4-Isopropenylphenol
- Names: Preferred IUPAC name 4-(Prop-1-en-2-yl)phenol

Identifiers
- CAS Number: 4286-23-1;
- 3D model (JSmol): Interactive image;
- ChEMBL: ChEMBL277808;
- ChemSpider: 507836;
- PubChem CID: 584247;
- UNII: 2QP218C90D;
- CompTox Dashboard (EPA): DTXSID90962744 ;

Properties
- Chemical formula: C_{9}H_{10}O
- Molar mass: 134.178 g·mol^{−1}
- Appearance: white solid
- Melting point: 83 °C (181 °F; 356 K)
- Hazards: GHS labelling:
- Pictograms: GHS07: Exclamation mark GHS08: Health hazard
- Signal word: Warning
- Hazard statements: H302, H371
- Precautionary statements: P260, P264, P270, P301+P317, P308+P316, P330, P405, P501

= 4-Isopropenylphenol =

4-Isopropenylphenol is an organic compound with the formula CH2=(CH3)CC6H4OH. The molecule consists of a 2-propenyl group (CH_{2}=C-CH_{3}) affixed to the 4 position of phenol. The compound is an intermediate in the production of bisphenol A (BPA), 2.7 Mkg/y of which are produced annually (2007). It is also generated by the recycling of o,p-BPA, a byproduct of the production of the p,p-isomer of BPA.

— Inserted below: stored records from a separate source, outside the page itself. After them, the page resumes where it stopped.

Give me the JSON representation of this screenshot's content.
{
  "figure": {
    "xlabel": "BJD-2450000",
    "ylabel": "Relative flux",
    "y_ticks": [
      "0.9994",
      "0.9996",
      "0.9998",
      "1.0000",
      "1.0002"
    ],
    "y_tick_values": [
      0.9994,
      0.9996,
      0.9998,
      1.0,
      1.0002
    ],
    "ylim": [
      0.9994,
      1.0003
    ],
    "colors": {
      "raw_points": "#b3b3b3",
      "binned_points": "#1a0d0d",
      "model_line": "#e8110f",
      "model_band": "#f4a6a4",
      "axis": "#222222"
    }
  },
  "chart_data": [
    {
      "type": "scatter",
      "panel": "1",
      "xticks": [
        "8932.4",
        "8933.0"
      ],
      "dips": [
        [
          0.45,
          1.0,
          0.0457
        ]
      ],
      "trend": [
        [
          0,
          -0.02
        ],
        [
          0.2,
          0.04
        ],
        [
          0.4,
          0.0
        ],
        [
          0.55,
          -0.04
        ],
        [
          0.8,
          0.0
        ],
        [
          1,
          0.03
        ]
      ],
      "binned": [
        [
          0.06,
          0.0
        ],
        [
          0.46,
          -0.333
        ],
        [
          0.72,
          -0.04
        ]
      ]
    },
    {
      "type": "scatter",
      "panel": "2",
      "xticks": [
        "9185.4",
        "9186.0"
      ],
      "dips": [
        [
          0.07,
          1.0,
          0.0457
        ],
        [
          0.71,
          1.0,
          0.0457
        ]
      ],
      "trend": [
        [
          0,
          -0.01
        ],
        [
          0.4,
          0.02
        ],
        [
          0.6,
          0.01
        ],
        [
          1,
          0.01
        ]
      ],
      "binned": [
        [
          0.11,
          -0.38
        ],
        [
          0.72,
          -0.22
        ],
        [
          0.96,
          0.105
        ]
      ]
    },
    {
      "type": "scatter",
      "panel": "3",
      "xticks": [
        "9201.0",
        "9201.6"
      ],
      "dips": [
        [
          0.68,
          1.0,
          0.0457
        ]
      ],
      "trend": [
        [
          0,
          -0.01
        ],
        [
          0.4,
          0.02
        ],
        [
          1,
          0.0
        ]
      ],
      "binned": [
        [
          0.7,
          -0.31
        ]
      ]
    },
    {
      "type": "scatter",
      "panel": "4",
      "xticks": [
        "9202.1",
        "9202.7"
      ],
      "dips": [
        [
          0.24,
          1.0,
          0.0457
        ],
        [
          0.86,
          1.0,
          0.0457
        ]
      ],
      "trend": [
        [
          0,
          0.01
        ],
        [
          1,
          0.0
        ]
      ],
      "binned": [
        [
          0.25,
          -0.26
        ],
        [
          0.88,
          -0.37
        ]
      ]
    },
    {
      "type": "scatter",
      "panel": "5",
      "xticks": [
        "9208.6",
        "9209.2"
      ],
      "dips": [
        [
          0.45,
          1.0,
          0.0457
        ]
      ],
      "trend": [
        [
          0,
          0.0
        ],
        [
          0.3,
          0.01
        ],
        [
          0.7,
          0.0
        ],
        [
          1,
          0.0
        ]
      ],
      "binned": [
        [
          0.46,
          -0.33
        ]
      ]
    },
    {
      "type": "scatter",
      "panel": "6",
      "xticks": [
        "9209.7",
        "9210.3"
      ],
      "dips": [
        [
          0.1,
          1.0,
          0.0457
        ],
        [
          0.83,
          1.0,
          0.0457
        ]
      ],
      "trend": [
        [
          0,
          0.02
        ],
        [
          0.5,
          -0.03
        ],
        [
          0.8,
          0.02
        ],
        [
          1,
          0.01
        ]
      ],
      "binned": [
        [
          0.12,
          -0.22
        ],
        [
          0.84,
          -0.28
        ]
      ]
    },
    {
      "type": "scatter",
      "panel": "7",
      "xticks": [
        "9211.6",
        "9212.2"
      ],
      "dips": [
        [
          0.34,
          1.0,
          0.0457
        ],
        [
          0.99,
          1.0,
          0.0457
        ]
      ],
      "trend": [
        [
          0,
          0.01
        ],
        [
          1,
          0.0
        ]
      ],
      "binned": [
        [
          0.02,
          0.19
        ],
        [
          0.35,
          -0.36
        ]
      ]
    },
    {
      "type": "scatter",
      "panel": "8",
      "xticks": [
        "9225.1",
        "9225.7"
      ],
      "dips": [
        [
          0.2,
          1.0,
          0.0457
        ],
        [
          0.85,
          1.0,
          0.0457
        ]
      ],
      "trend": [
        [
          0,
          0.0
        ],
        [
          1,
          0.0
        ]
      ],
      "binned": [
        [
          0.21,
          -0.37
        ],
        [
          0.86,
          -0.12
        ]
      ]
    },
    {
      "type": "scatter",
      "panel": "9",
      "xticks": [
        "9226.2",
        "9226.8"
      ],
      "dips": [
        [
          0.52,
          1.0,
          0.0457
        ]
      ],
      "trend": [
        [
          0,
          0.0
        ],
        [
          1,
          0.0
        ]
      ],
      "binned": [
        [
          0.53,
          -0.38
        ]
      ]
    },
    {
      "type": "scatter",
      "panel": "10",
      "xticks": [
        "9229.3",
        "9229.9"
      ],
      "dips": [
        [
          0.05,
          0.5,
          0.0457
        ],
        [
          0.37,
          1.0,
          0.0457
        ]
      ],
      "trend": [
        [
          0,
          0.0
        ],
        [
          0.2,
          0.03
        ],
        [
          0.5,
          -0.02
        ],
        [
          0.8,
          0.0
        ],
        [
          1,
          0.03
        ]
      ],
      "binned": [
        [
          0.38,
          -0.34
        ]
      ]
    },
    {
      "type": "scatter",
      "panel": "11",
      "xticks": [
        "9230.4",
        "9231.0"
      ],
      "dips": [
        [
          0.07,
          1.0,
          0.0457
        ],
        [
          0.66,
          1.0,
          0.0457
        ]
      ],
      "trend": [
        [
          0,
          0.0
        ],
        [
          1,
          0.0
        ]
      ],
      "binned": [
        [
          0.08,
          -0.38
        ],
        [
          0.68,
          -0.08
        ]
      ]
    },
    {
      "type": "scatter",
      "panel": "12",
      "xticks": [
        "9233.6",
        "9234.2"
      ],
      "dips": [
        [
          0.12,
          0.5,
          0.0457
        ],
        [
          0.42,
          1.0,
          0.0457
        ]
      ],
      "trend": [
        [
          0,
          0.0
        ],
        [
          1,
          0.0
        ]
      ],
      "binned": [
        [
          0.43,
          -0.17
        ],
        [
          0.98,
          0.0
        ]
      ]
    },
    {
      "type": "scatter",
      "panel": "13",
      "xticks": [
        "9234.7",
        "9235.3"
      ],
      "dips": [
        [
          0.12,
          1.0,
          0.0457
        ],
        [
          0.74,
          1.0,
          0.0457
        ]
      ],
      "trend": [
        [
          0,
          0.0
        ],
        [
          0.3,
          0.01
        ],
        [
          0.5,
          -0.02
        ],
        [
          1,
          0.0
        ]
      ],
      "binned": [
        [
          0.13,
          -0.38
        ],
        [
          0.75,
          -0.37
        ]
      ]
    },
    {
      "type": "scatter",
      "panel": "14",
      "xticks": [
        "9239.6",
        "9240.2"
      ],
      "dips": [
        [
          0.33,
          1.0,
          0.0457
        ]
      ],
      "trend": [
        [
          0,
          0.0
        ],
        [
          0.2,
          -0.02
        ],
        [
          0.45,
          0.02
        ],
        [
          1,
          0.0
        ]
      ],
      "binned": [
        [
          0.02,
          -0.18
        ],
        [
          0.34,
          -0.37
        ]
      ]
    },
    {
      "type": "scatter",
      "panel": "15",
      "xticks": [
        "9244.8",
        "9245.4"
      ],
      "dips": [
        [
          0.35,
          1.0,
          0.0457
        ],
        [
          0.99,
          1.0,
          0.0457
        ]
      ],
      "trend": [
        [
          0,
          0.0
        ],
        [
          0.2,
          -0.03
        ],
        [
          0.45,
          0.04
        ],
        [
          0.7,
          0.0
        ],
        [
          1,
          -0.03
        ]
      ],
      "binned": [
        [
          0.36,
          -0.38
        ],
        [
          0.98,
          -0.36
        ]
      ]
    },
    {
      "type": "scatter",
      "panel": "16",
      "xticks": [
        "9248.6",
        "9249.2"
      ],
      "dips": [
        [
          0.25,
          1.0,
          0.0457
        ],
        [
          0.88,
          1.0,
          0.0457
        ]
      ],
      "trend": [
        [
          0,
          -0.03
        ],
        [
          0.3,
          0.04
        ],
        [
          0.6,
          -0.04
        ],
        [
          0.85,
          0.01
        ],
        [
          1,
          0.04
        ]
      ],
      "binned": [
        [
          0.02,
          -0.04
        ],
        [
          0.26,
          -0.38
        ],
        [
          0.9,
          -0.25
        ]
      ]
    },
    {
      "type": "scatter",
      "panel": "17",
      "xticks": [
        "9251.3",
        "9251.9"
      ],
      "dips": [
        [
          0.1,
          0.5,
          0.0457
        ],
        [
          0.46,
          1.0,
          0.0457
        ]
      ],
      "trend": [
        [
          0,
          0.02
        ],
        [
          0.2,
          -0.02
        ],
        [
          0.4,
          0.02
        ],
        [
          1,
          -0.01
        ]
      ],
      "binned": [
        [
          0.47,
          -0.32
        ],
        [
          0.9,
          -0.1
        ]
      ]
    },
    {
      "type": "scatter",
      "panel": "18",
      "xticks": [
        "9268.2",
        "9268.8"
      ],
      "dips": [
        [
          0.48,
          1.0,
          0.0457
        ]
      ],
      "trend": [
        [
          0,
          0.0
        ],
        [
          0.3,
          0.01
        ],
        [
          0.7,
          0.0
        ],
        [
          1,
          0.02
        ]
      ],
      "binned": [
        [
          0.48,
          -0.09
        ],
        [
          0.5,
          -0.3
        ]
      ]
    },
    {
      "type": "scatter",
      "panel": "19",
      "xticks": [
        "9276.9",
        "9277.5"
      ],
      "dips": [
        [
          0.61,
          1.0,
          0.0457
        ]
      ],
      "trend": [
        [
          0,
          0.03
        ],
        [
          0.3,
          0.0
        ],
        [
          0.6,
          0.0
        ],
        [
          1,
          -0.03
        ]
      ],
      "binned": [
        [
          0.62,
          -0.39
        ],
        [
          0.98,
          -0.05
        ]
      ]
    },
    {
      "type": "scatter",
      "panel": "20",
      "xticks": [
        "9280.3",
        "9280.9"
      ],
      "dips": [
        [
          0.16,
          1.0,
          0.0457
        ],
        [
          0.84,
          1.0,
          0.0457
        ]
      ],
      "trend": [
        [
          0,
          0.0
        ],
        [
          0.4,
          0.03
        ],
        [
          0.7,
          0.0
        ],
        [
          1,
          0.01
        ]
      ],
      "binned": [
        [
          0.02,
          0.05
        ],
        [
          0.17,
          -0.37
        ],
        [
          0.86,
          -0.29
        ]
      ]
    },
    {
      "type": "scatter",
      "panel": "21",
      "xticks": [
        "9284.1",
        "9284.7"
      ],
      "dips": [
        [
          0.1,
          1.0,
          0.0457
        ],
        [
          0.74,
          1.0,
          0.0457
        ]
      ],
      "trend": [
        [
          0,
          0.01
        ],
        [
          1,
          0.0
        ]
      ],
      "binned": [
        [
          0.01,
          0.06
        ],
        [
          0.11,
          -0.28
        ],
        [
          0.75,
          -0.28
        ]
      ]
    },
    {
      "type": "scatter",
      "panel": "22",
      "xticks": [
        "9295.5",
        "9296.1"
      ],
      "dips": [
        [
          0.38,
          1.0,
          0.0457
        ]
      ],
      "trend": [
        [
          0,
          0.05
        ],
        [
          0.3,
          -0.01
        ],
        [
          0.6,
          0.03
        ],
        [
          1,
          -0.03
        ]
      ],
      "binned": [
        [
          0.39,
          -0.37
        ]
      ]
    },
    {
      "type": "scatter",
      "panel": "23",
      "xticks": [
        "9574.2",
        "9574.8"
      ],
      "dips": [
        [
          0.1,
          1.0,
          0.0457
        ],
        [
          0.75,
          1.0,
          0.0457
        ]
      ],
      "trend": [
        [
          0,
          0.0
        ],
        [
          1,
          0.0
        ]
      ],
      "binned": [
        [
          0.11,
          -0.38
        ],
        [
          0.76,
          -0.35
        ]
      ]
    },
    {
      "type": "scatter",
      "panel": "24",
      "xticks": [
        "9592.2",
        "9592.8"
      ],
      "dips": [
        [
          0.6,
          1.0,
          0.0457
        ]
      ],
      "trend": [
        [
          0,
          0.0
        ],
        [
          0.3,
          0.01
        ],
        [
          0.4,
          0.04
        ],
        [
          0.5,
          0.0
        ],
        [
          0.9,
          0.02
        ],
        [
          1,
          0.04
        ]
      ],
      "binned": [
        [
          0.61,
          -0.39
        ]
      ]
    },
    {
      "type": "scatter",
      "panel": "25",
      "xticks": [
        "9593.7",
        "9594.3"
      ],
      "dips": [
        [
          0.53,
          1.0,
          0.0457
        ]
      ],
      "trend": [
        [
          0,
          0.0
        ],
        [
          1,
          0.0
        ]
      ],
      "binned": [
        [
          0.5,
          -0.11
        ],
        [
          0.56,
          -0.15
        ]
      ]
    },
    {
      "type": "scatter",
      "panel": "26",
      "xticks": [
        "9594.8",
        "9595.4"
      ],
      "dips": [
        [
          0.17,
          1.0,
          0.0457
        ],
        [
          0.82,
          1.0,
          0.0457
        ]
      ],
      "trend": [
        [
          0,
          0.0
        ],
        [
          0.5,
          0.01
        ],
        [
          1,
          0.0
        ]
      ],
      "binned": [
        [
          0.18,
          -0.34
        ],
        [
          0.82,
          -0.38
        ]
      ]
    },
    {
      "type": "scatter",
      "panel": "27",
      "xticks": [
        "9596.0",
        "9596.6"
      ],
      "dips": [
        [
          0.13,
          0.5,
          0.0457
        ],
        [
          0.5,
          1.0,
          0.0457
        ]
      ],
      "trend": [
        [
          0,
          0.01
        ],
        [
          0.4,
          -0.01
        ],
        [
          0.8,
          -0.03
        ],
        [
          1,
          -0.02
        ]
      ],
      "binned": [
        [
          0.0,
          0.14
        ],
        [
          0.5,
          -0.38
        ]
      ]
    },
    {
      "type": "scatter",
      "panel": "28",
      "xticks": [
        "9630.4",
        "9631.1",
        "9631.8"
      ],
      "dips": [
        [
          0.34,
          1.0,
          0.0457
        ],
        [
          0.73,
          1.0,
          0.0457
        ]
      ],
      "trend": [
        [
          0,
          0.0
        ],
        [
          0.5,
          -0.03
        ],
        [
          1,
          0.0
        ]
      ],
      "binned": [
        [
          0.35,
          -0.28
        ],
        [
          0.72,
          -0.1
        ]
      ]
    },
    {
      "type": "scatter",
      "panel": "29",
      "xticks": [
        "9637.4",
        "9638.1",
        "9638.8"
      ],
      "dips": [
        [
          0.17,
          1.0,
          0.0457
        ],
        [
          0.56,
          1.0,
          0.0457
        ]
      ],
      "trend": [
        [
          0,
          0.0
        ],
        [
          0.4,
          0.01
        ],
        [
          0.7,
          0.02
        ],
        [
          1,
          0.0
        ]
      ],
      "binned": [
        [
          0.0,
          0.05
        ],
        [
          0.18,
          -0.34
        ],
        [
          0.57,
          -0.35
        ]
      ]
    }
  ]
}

==Synthesis and reactions==
The high-temperature hydrolysis of BPA gives the title compound together with phenol:
(CH3)2C(C6H4OH)2 + H2O -> CH2=(CH3)CC6H4OH + C6H5OH

The compound can also be produced by catalytic dehydrogenation of 4-isopropylphenol.

4-Isopropenylphenol undergoes O-protonation by sulfuric acid, giving the carbocation, which undergoes a variety of dimerization reactions.